Here's a link to the Register's editorial today critiquing Bush's characterization of the situation in Iraq in his State of the Union message. We conceded the decline in violence and reasons to feel more optimistic than in past years, but noted several potential problems.
The "Anbar Awakening" preceded the surge and could be transient, especially if the Sunni militias fighting al-Qaida and patrolling meighborhoods aren't integrated somehow in the Shia-dominated national government's security forces. Muqtada al-Sadr is getting pressure to end the cease-fire he imposed on his Mahdi Army last summer. And the Iraqi government has taken maybe 3 of the 18 steps defined as essential benchmarks a year or more ago. Even the de-Baathification program looks like less than meets the eye.
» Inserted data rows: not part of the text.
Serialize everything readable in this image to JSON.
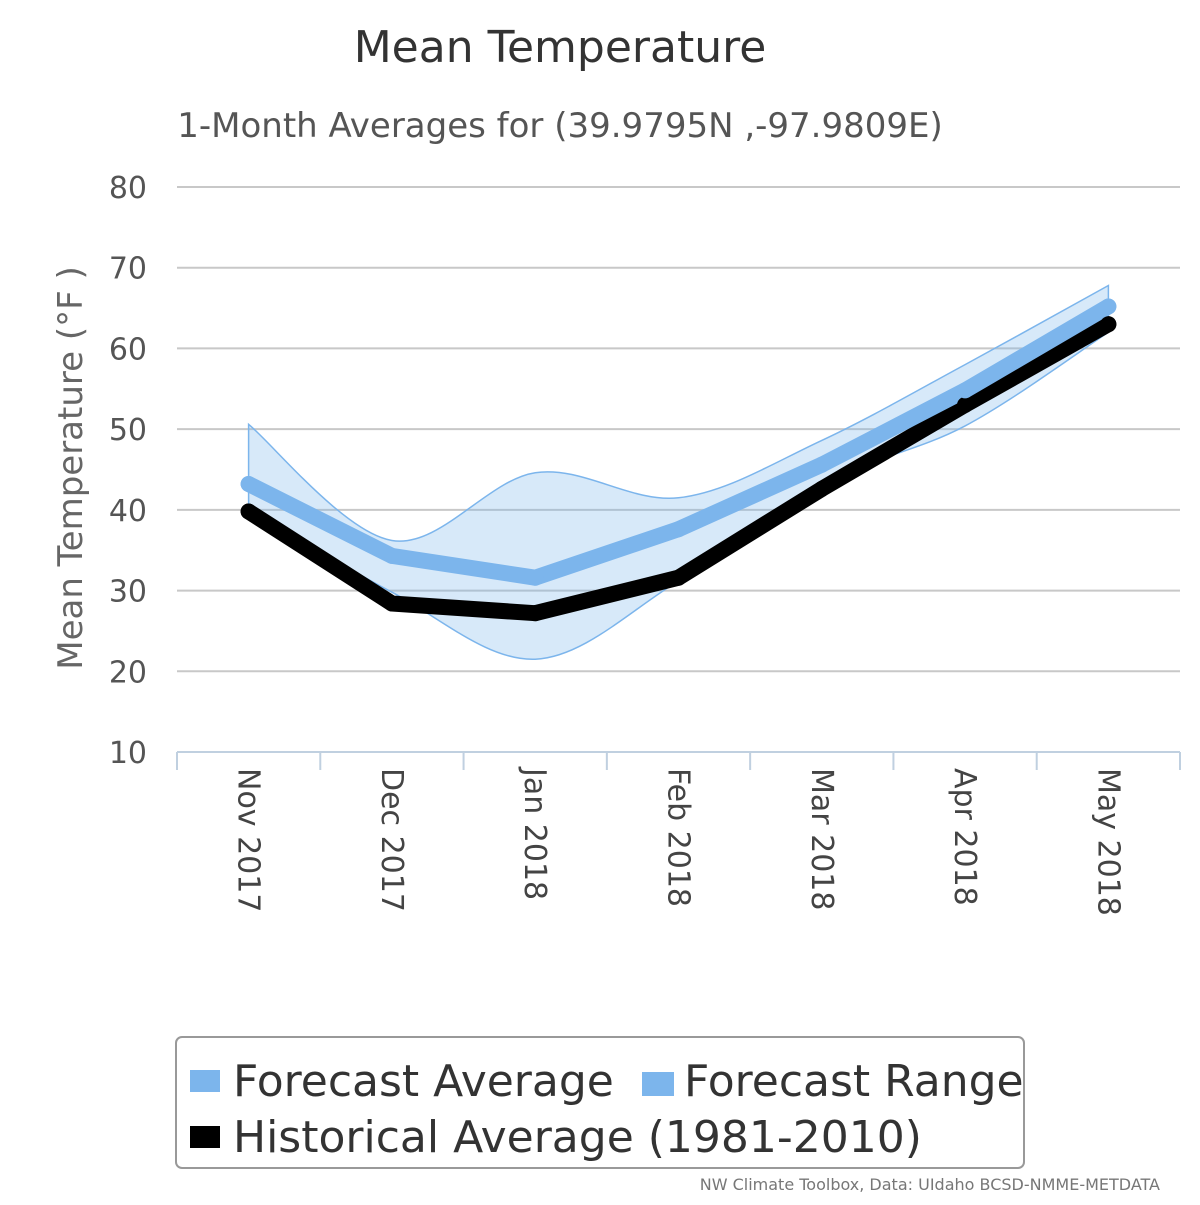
{
  "chart_data": {
    "type": "line",
    "title": "Mean Temperature",
    "subtitle": "1-Month Averages for (39.9795N ,-97.9809E)",
    "ylabel": "Mean Temperature (°F )",
    "xlabel": "",
    "ylim": [
      10,
      80
    ],
    "yticks": [
      10,
      20,
      30,
      40,
      50,
      60,
      70,
      80
    ],
    "grid": true,
    "categories": [
      "Nov 2017",
      "Dec 2017",
      "Jan 2018",
      "Feb 2018",
      "Mar 2018",
      "Apr 2018",
      "May 2018"
    ],
    "series": [
      {
        "name": "Forecast Average",
        "type": "line",
        "color": "#7cb5ec",
        "values": [
          43.2,
          34.3,
          31.6,
          37.6,
          45.6,
          54.8,
          65.2
        ]
      },
      {
        "name": "Forecast Range",
        "type": "arearange",
        "color": "#7cb5ec",
        "low": [
          40.0,
          29.8,
          21.5,
          31.2,
          43.2,
          50.4,
          62.0
        ],
        "high": [
          50.6,
          36.2,
          44.6,
          41.5,
          48.6,
          58.0,
          67.8
        ]
      },
      {
        "name": "Historical Average (1981-2010)",
        "type": "line",
        "color": "#000000",
        "values": [
          39.8,
          28.4,
          27.2,
          31.6,
          42.6,
          53.0,
          63.0
        ]
      }
    ],
    "legend_position": "bottom-center"
  },
  "credits": "NW Climate Toolbox, Data: UIdaho BCSD-NMME-METDATA"
}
I ran across a WaPo piece today that suggests other reasons to be pessimistic. According to Thomas Ricks, Army commanders in Iraq see three wars going on or worth worrying about. One against al-Qaida in Iraq, two against the domestic Sunni insurgency, and "the third conflict, and perhaps the most vexing for U.S. commanders, is with Shiite extremist militias. All three enemies adapt quickly to changed U.S. tactics, finding ways to adapt and keep stirring things up, as by switching from car bombs to suicide bombers when better cvheckpoints made car bombs less easy to detonate.
It's hard enough to win against one insurgency when you're a foreign occupying power. Handling three at once won't be easy.